In this aim highly specific and sensitive LC-MS method was developed for multiplex detection of SE types in culture medium.
Authors:
Thank you very much for reviewing our work and the positive feedback, remarks and suggestion. The end of introduction section was revised taking into account your suggestion
Hard points:
- Introduction: well written with all needed info to link the research' topic.
- M & M part is clear and fully replicable and supported by the obtained results.
- R & D part, especially 2.2. Establishment of a signature peptides database for each enterotoxin type - excellent!

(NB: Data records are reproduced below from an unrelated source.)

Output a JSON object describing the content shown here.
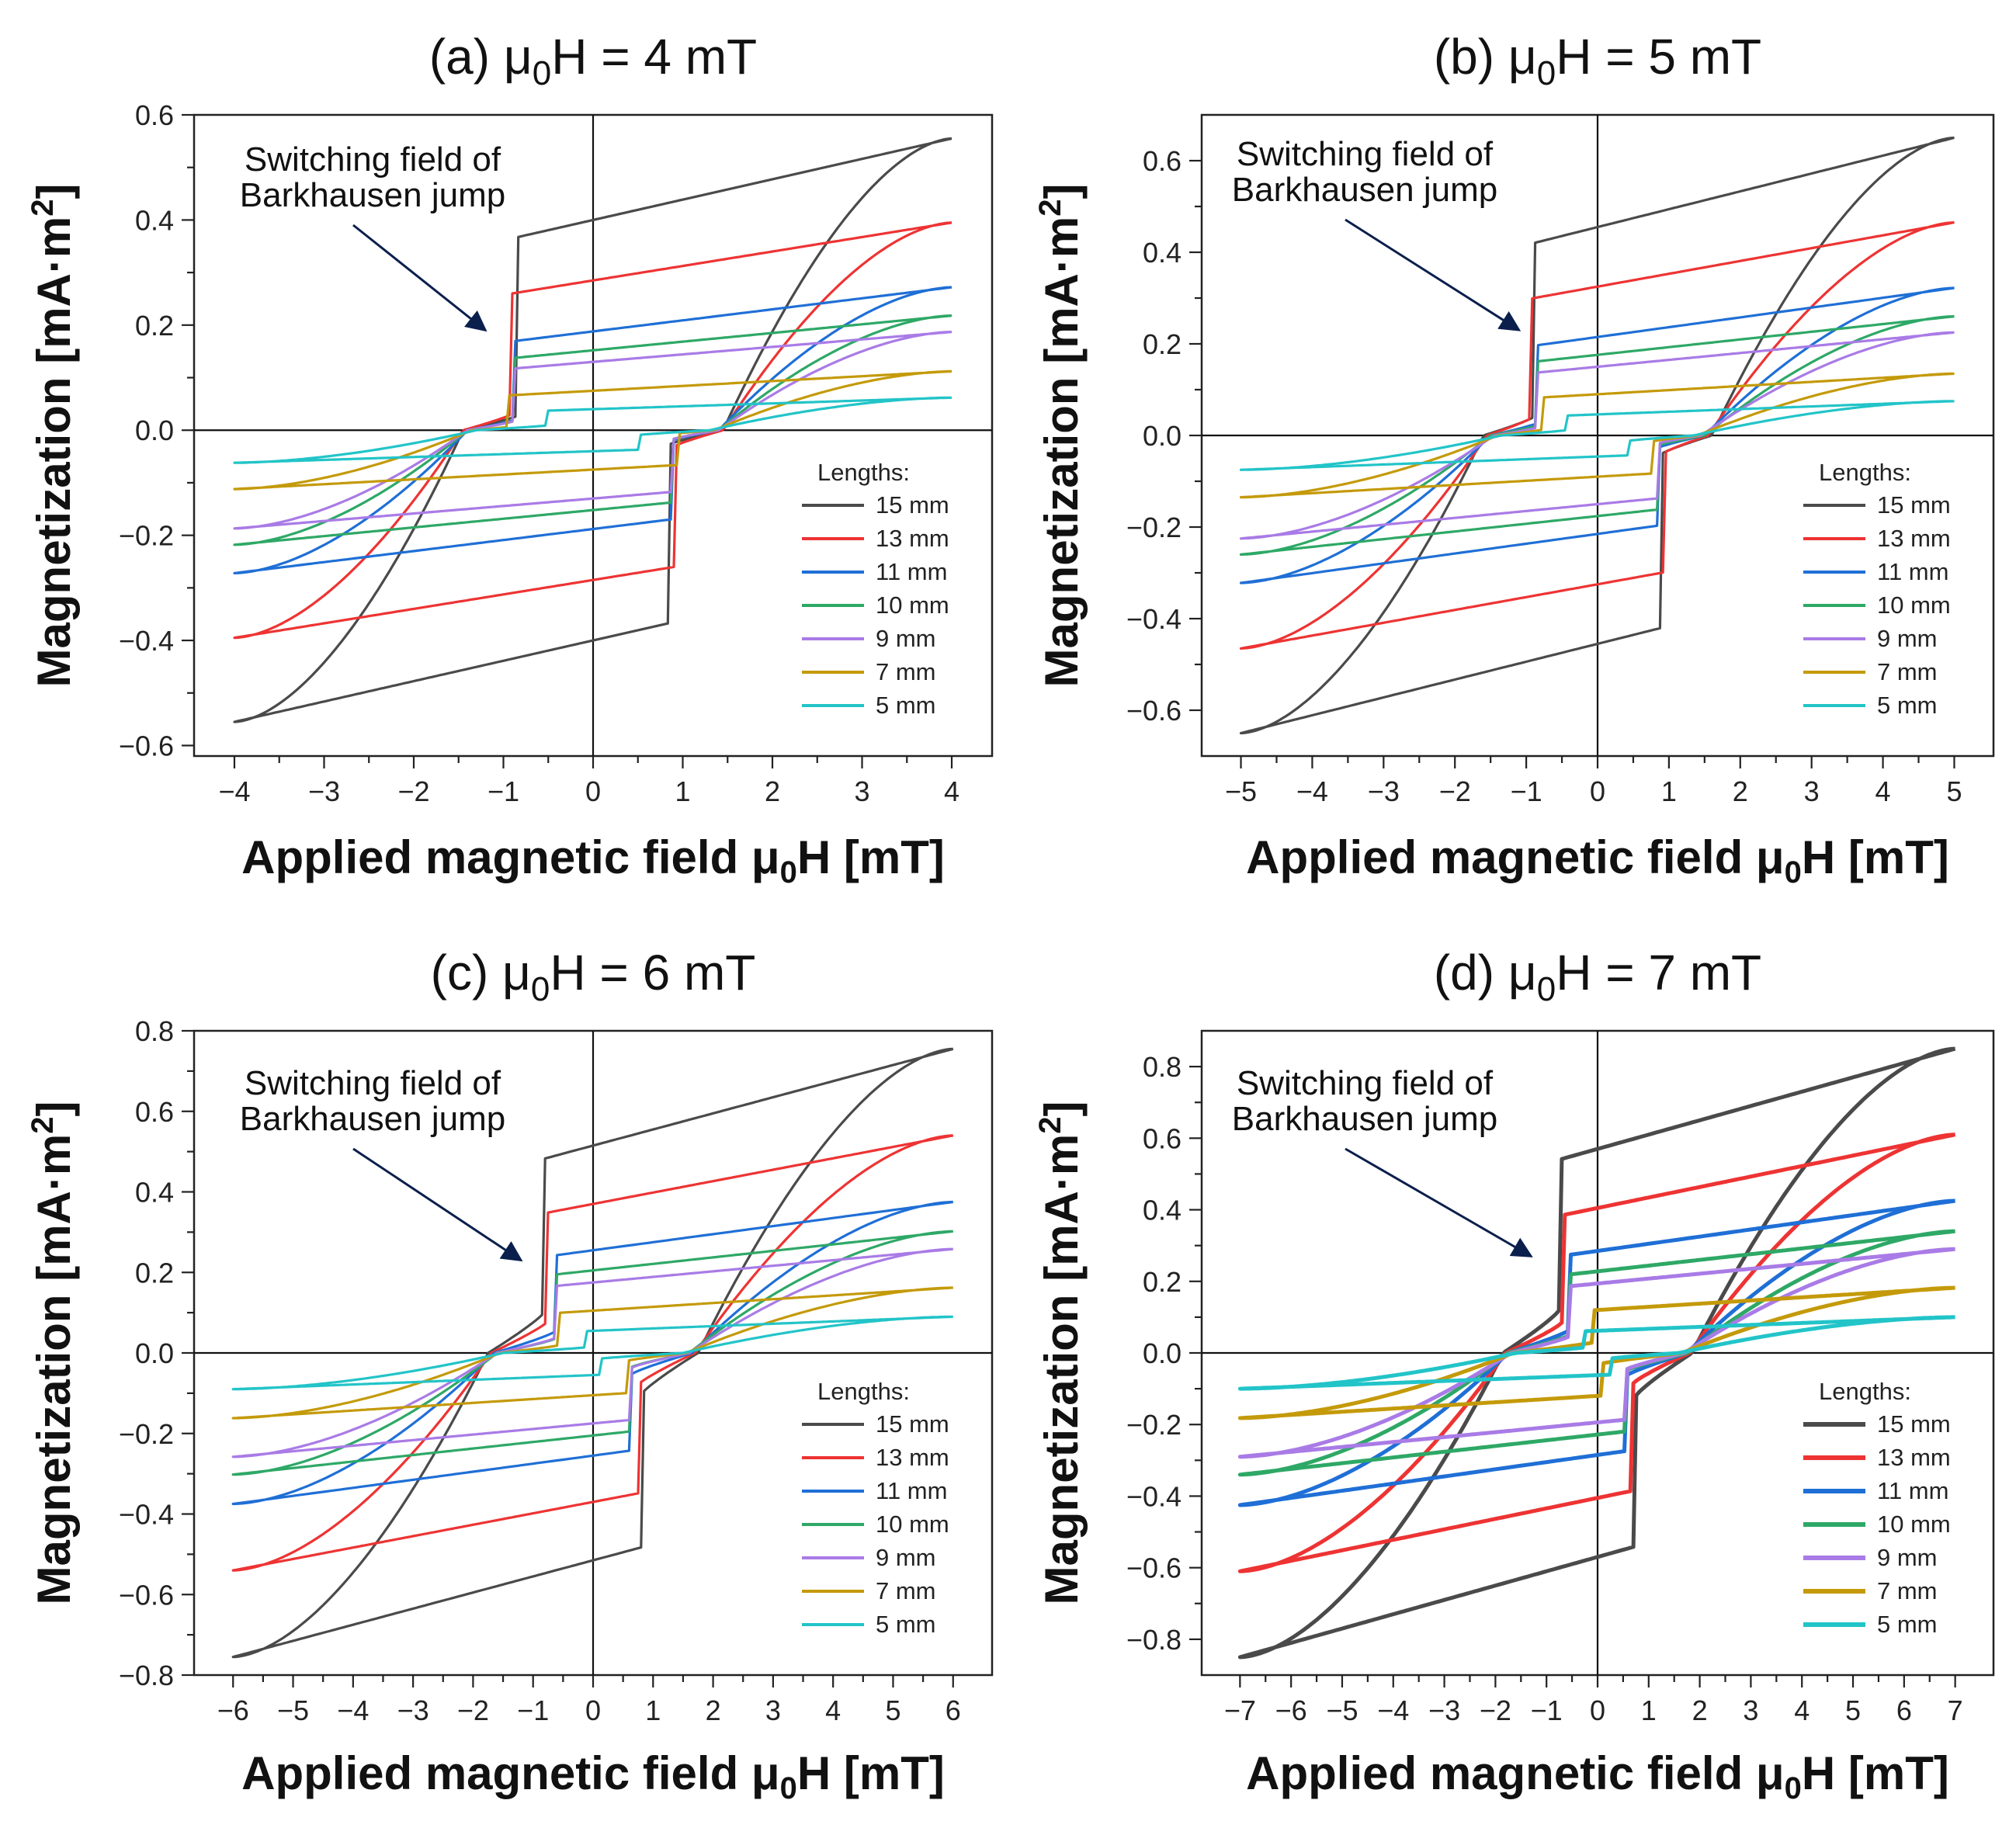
{
  "chart_data": [
    {
      "type": "line",
      "panel": "(a)",
      "title": "(a) μ₀H = 4 mT",
      "title_parts": {
        "pre": "(a) μ",
        "sub": "0",
        "post": "H = 4 mT"
      },
      "xlabel": "Applied magnetic field μ₀H [mT]",
      "xlabel_parts": {
        "pre": "Applied magnetic field μ",
        "sub": "0",
        "post": "H [mT]"
      },
      "ylabel": "Magnetization [mA·m²]",
      "ylabel_parts": {
        "pre": "Magnetization [mA·m",
        "sup": "2",
        "post": "]"
      },
      "xlim": [
        -4.45,
        4.45
      ],
      "ylim": [
        -0.62,
        0.6
      ],
      "xticks": [
        -4,
        -3,
        -2,
        -1,
        0,
        1,
        2,
        3,
        4
      ],
      "xtick_labels": [
        "−4",
        "−3",
        "−2",
        "−1",
        "0",
        "1",
        "2",
        "3",
        "4"
      ],
      "yticks": [
        -0.6,
        -0.4,
        -0.2,
        0.0,
        0.2,
        0.4,
        0.6
      ],
      "ytick_labels": [
        "−0.6",
        "−0.4",
        "−0.2",
        "0.0",
        "0.2",
        "0.4",
        "0.6"
      ],
      "annotation": {
        "lines": [
          "Switching field of",
          "Barkhausen jump"
        ],
        "arrow_target": [
          -1.2,
          0.19
        ]
      },
      "legend": {
        "title": "Lengths:",
        "placement": "lower-right"
      },
      "H_max": 4,
      "series": [
        {
          "name": "15 mm",
          "color": "#4a4a4a",
          "Ms": 0.555,
          "Mr": 0.4,
          "Hc": 1.45,
          "Hj": 0.85,
          "Mj": 0.34
        },
        {
          "name": "13 mm",
          "color": "#ee3333",
          "Ms": 0.395,
          "Mr": 0.285,
          "Hc": 1.45,
          "Hj": 0.92,
          "Mj": 0.23
        },
        {
          "name": "11 mm",
          "color": "#1f6fd6",
          "Ms": 0.272,
          "Mr": 0.188,
          "Hc": 1.4,
          "Hj": 0.88,
          "Mj": 0.15
        },
        {
          "name": "10 mm",
          "color": "#2ea866",
          "Ms": 0.218,
          "Mr": 0.152,
          "Hc": 1.4,
          "Hj": 0.88,
          "Mj": 0.12
        },
        {
          "name": "9 mm",
          "color": "#a97be6",
          "Ms": 0.187,
          "Mr": 0.13,
          "Hc": 1.4,
          "Hj": 0.88,
          "Mj": 0.1
        },
        {
          "name": "7 mm",
          "color": "#c49a0a",
          "Ms": 0.112,
          "Mr": 0.075,
          "Hc": 1.35,
          "Hj": 0.95,
          "Mj": 0.06
        },
        {
          "name": "5 mm",
          "color": "#22c4c8",
          "Ms": 0.062,
          "Mr": 0.04,
          "Hc": 1.3,
          "Hj": 0.5,
          "Mj": 0.028
        }
      ]
    },
    {
      "type": "line",
      "panel": "(b)",
      "title": "(b) μ₀H = 5 mT",
      "title_parts": {
        "pre": "(b) μ",
        "sub": "0",
        "post": "H = 5 mT"
      },
      "xlabel": "Applied magnetic field μ₀H [mT]",
      "xlabel_parts": {
        "pre": "Applied magnetic field μ",
        "sub": "0",
        "post": "H [mT]"
      },
      "ylabel": "Magnetization [mA·m²]",
      "ylabel_parts": {
        "pre": "Magnetization [mA·m",
        "sup": "2",
        "post": "]"
      },
      "xlim": [
        -5.55,
        5.55
      ],
      "ylim": [
        -0.7,
        0.7
      ],
      "xticks": [
        -5,
        -4,
        -3,
        -2,
        -1,
        0,
        1,
        2,
        3,
        4,
        5
      ],
      "xtick_labels": [
        "−5",
        "−4",
        "−3",
        "−2",
        "−1",
        "0",
        "1",
        "2",
        "3",
        "4",
        "5"
      ],
      "yticks": [
        -0.6,
        -0.4,
        -0.2,
        0.0,
        0.2,
        0.4,
        0.6
      ],
      "ytick_labels": [
        "−0.6",
        "−0.4",
        "−0.2",
        "0.0",
        "0.2",
        "0.4",
        "0.6"
      ],
      "annotation": {
        "lines": [
          "Switching field of",
          "Barkhausen jump"
        ],
        "arrow_target": [
          -1.1,
          0.23
        ]
      },
      "legend": {
        "title": "Lengths:",
        "placement": "lower-right"
      },
      "H_max": 5,
      "series": [
        {
          "name": "15 mm",
          "color": "#4a4a4a",
          "Ms": 0.65,
          "Mr": 0.455,
          "Hc": 1.6,
          "Hj": 0.9,
          "Mj": 0.38
        },
        {
          "name": "13 mm",
          "color": "#ee3333",
          "Ms": 0.465,
          "Mr": 0.325,
          "Hc": 1.55,
          "Hj": 0.92,
          "Mj": 0.26
        },
        {
          "name": "11 mm",
          "color": "#1f6fd6",
          "Ms": 0.322,
          "Mr": 0.215,
          "Hc": 1.5,
          "Hj": 0.85,
          "Mj": 0.17
        },
        {
          "name": "10 mm",
          "color": "#2ea866",
          "Ms": 0.26,
          "Mr": 0.176,
          "Hc": 1.5,
          "Hj": 0.85,
          "Mj": 0.14
        },
        {
          "name": "9 mm",
          "color": "#a97be6",
          "Ms": 0.225,
          "Mr": 0.15,
          "Hc": 1.45,
          "Hj": 0.85,
          "Mj": 0.12
        },
        {
          "name": "7 mm",
          "color": "#c49a0a",
          "Ms": 0.135,
          "Mr": 0.09,
          "Hc": 1.4,
          "Hj": 0.75,
          "Mj": 0.07
        },
        {
          "name": "5 mm",
          "color": "#22c4c8",
          "Ms": 0.075,
          "Mr": 0.046,
          "Hc": 1.35,
          "Hj": 0.45,
          "Mj": 0.032
        }
      ]
    },
    {
      "type": "line",
      "panel": "(c)",
      "title": "(c) μ₀H = 6 mT",
      "title_parts": {
        "pre": "(c) μ",
        "sub": "0",
        "post": "H = 6 mT"
      },
      "xlabel": "Applied magnetic field μ₀H [mT]",
      "xlabel_parts": {
        "pre": "Applied magnetic field μ",
        "sub": "0",
        "post": "H [mT]"
      },
      "ylabel": "Magnetization [mA·m²]",
      "ylabel_parts": {
        "pre": "Magnetization [mA·m",
        "sup": "2",
        "post": "]"
      },
      "xlim": [
        -6.65,
        6.65
      ],
      "ylim": [
        -0.8,
        0.8
      ],
      "xticks": [
        -6,
        -5,
        -4,
        -3,
        -2,
        -1,
        0,
        1,
        2,
        3,
        4,
        5,
        6
      ],
      "xtick_labels": [
        "−6",
        "−5",
        "−4",
        "−3",
        "−2",
        "−1",
        "0",
        "1",
        "2",
        "3",
        "4",
        "5",
        "6"
      ],
      "yticks": [
        -0.8,
        -0.6,
        -0.4,
        -0.2,
        0.0,
        0.2,
        0.4,
        0.6,
        0.8
      ],
      "ytick_labels": [
        "−0.8",
        "−0.6",
        "−0.4",
        "−0.2",
        "0.0",
        "0.2",
        "0.4",
        "0.6",
        "0.8"
      ],
      "annotation": {
        "lines": [
          "Switching field of",
          "Barkhausen jump"
        ],
        "arrow_target": [
          -1.2,
          0.23
        ]
      },
      "legend": {
        "title": "Lengths:",
        "placement": "lower-right"
      },
      "H_max": 6,
      "series": [
        {
          "name": "15 mm",
          "color": "#4a4a4a",
          "Ms": 0.755,
          "Mr": 0.515,
          "Hc": 1.75,
          "Hj": 0.8,
          "Mj": 0.38
        },
        {
          "name": "13 mm",
          "color": "#ee3333",
          "Ms": 0.54,
          "Mr": 0.37,
          "Hc": 1.7,
          "Hj": 0.75,
          "Mj": 0.27
        },
        {
          "name": "11 mm",
          "color": "#1f6fd6",
          "Ms": 0.375,
          "Mr": 0.255,
          "Hc": 1.65,
          "Hj": 0.65,
          "Mj": 0.19
        },
        {
          "name": "10 mm",
          "color": "#2ea866",
          "Ms": 0.302,
          "Mr": 0.205,
          "Hc": 1.6,
          "Hj": 0.65,
          "Mj": 0.16
        },
        {
          "name": "9 mm",
          "color": "#a97be6",
          "Ms": 0.258,
          "Mr": 0.175,
          "Hc": 1.6,
          "Hj": 0.65,
          "Mj": 0.13
        },
        {
          "name": "7 mm",
          "color": "#c49a0a",
          "Ms": 0.162,
          "Mr": 0.105,
          "Hc": 1.55,
          "Hj": 0.55,
          "Mj": 0.08
        },
        {
          "name": "5 mm",
          "color": "#22c4c8",
          "Ms": 0.09,
          "Mr": 0.055,
          "Hc": 1.5,
          "Hj": 0.1,
          "Mj": 0.04
        }
      ]
    },
    {
      "type": "line",
      "panel": "(d)",
      "title": "(d) μ₀H = 7 mT",
      "title_parts": {
        "pre": "(d) μ",
        "sub": "0",
        "post": "H = 7 mT"
      },
      "xlabel": "Applied magnetic field μ₀H [mT]",
      "xlabel_parts": {
        "pre": "Applied magnetic field μ",
        "sub": "0",
        "post": "H [mT]"
      },
      "ylabel": "Magnetization [mA·m²]",
      "ylabel_parts": {
        "pre": "Magnetization [mA·m",
        "sup": "2",
        "post": "]"
      },
      "xlim": [
        -7.75,
        7.75
      ],
      "ylim": [
        -0.9,
        0.9
      ],
      "xticks": [
        -7,
        -6,
        -5,
        -4,
        -3,
        -2,
        -1,
        0,
        1,
        2,
        3,
        4,
        5,
        6,
        7
      ],
      "xtick_labels": [
        "−7",
        "−6",
        "−5",
        "−4",
        "−3",
        "−2",
        "−1",
        "0",
        "1",
        "2",
        "3",
        "4",
        "5",
        "6",
        "7"
      ],
      "yticks": [
        -0.8,
        -0.6,
        -0.4,
        -0.2,
        0.0,
        0.2,
        0.4,
        0.6,
        0.8
      ],
      "ytick_labels": [
        "−0.8",
        "−0.6",
        "−0.4",
        "−0.2",
        "0.0",
        "0.2",
        "0.4",
        "0.6",
        "0.8"
      ],
      "annotation": {
        "lines": [
          "Switching field of",
          "Barkhausen jump"
        ],
        "arrow_target": [
          -1.3,
          0.27
        ]
      },
      "legend": {
        "title": "Lengths:",
        "placement": "lower-right"
      },
      "H_max": 7,
      "series": [
        {
          "name": "15 mm",
          "color": "#4a4a4a",
          "Ms": 0.85,
          "Mr": 0.57,
          "Hc": 1.85,
          "Hj": 0.75,
          "Mj": 0.42
        },
        {
          "name": "13 mm",
          "color": "#ee3333",
          "Ms": 0.61,
          "Mr": 0.405,
          "Hc": 1.8,
          "Hj": 0.7,
          "Mj": 0.3
        },
        {
          "name": "11 mm",
          "color": "#1f6fd6",
          "Ms": 0.425,
          "Mr": 0.285,
          "Hc": 1.75,
          "Hj": 0.55,
          "Mj": 0.21
        },
        {
          "name": "10 mm",
          "color": "#2ea866",
          "Ms": 0.34,
          "Mr": 0.228,
          "Hc": 1.75,
          "Hj": 0.55,
          "Mj": 0.17
        },
        {
          "name": "9 mm",
          "color": "#a97be6",
          "Ms": 0.29,
          "Mr": 0.194,
          "Hc": 1.7,
          "Hj": 0.55,
          "Mj": 0.14
        },
        {
          "name": "7 mm",
          "color": "#c49a0a",
          "Ms": 0.182,
          "Mr": 0.12,
          "Hc": 1.65,
          "Hj": 0.1,
          "Mj": 0.09
        },
        {
          "name": "5 mm",
          "color": "#22c4c8",
          "Ms": 0.1,
          "Mr": 0.062,
          "Hc": 1.6,
          "Hj": 0.25,
          "Mj": 0.045
        }
      ]
    }
  ]
}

- bibliography updated and well chosen.
What is improvable:
The LC-MS method was tested on 49 naturally contaminated BHI samples, and the Hi3 procedure was adopted to overcome the absence of SE standard solutions for 19 SEs - Provide here a phrase explaining more why was necessary.
Phrase add and of introduction « Finally, SE quantification is essential to study ES toxicity and to determine the emetic dose as Bench Marc Dose (BMD50). In this work, SE quantification was performed by the label-free Hi3 method in order to overcome the absence of SE standard solutions.